There are certain obvious abnormalities which a dentist would be able to pick up on during this stage of the examination which include:

  • Bleeding from gums or anywhere else
  • Gingival enlargement
  • Any abnormal swellings and/or growths
  • Ulceration of the mouth
  • Lacerations or abrasions in the mouth

It would be during this part of the process that a dentist would check if there are any retained teeth and if necessary recommend X-rays be taken to get a clearer picture of what is going on before deciding the best course of action.

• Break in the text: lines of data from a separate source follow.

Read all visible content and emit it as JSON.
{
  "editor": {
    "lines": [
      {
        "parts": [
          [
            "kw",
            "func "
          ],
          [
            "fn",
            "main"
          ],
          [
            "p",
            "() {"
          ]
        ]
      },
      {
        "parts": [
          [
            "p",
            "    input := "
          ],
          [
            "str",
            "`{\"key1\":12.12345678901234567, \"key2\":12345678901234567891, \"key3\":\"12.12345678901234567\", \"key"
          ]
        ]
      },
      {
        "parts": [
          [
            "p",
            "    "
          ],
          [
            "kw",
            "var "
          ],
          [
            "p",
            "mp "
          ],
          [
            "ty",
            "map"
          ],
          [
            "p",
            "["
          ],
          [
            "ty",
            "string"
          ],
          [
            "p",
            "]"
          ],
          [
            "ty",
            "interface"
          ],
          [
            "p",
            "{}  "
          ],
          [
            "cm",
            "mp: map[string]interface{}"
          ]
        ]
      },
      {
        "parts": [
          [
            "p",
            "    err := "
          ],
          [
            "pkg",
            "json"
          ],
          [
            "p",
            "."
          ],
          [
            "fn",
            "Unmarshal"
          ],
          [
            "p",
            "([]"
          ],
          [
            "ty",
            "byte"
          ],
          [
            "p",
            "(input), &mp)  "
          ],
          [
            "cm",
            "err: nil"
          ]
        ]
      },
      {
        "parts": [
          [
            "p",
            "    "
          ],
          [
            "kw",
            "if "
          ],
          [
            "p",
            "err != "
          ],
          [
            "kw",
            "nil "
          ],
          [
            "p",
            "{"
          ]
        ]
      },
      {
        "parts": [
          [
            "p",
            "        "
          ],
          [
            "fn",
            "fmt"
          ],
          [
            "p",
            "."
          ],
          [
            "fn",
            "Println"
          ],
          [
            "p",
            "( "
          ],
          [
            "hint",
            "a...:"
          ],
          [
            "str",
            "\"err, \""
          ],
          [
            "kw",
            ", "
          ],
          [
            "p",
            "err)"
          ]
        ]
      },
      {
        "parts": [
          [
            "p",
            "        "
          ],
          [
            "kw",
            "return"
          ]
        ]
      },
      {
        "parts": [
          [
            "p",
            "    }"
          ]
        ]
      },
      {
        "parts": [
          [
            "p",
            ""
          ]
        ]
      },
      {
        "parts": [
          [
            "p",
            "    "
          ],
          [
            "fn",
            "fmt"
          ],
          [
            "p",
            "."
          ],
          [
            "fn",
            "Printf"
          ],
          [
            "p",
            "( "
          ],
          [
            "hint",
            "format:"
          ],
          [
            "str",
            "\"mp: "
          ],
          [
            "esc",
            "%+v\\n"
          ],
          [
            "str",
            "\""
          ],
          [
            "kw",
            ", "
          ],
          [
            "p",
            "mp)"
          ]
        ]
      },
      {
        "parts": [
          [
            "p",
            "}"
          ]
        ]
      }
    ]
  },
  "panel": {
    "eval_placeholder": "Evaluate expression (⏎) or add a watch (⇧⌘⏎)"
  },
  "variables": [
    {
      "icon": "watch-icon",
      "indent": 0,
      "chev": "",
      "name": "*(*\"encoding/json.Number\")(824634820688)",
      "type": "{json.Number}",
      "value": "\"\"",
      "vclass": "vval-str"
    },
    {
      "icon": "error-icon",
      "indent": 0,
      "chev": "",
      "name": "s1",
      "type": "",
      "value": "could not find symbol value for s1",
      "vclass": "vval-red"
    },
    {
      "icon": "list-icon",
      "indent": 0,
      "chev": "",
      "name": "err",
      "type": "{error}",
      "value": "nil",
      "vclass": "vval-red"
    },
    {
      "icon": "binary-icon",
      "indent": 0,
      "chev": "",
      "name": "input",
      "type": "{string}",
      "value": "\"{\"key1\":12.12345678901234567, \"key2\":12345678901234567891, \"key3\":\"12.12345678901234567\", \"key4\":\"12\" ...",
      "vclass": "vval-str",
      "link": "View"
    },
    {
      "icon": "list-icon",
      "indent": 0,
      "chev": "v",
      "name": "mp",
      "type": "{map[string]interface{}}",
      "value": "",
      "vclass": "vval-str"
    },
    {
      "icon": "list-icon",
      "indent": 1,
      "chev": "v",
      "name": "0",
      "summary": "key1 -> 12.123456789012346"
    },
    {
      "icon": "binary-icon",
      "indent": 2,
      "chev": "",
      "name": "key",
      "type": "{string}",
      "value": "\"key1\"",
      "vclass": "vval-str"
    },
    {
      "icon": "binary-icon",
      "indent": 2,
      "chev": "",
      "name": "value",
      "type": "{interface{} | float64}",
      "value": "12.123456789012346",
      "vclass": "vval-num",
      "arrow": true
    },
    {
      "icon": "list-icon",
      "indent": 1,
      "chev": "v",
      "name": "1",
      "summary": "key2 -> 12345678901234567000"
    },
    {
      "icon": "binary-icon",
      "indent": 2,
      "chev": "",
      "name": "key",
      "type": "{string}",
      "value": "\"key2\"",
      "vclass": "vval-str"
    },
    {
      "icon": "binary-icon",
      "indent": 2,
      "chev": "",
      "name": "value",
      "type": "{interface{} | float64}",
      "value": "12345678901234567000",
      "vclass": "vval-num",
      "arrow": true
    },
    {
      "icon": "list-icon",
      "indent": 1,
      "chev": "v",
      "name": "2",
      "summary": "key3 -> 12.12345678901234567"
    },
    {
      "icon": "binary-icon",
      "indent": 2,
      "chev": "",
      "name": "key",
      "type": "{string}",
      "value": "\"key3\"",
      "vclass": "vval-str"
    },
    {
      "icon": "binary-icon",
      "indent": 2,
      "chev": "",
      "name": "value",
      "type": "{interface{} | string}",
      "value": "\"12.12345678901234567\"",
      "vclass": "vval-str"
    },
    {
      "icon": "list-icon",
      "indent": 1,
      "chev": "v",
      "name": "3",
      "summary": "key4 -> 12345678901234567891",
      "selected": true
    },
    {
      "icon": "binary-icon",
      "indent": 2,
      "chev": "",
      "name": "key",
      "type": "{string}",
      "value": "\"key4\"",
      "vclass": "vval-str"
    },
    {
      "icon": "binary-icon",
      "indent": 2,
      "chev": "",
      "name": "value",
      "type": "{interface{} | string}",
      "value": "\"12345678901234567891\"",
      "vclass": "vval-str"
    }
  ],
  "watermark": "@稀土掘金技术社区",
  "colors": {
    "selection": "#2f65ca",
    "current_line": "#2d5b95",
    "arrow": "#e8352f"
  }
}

There are certain other abnormalities the dentist would look for during this stage of the examination which includes the following:

  • Whether a horse pockets food in their teeth – this often leaves them with puffed cheeks which is an obvious sign there might be a problem
  • Swollen gums
  • Bleeding gums
  • Any odd spaces between the teeth
  • Receding gums
  • Bad breath – halitosis
  • An excessive accumulation of tartar on the teeth

The Endodontic Examination

The dentist would take note of the condition of your horse's teeth, their structure and colour. If any abnormalities are found, this could be an indication of a more serious problem going on which could mean further tests and X-rays may be needed to establish the cause. When food gets stuck and builds up between the teeth, it is very good reason for the dentist to want to carry out more tests.

Conclusion

Dentists and vets recommend that horses have their teeth examined at least once every 6 months, even if there are no obvious signs there may be anything wrong. If a horse has a tooth problem, it will affect their behaviour quite dramatically especially should the bit sit on or near a problem tooth. A dentist would carry out a full examination of your horse's mouth before treating them and if necessary might recommend X-rays be carried out on any problematic areas before recommending what should be done to correct the problem.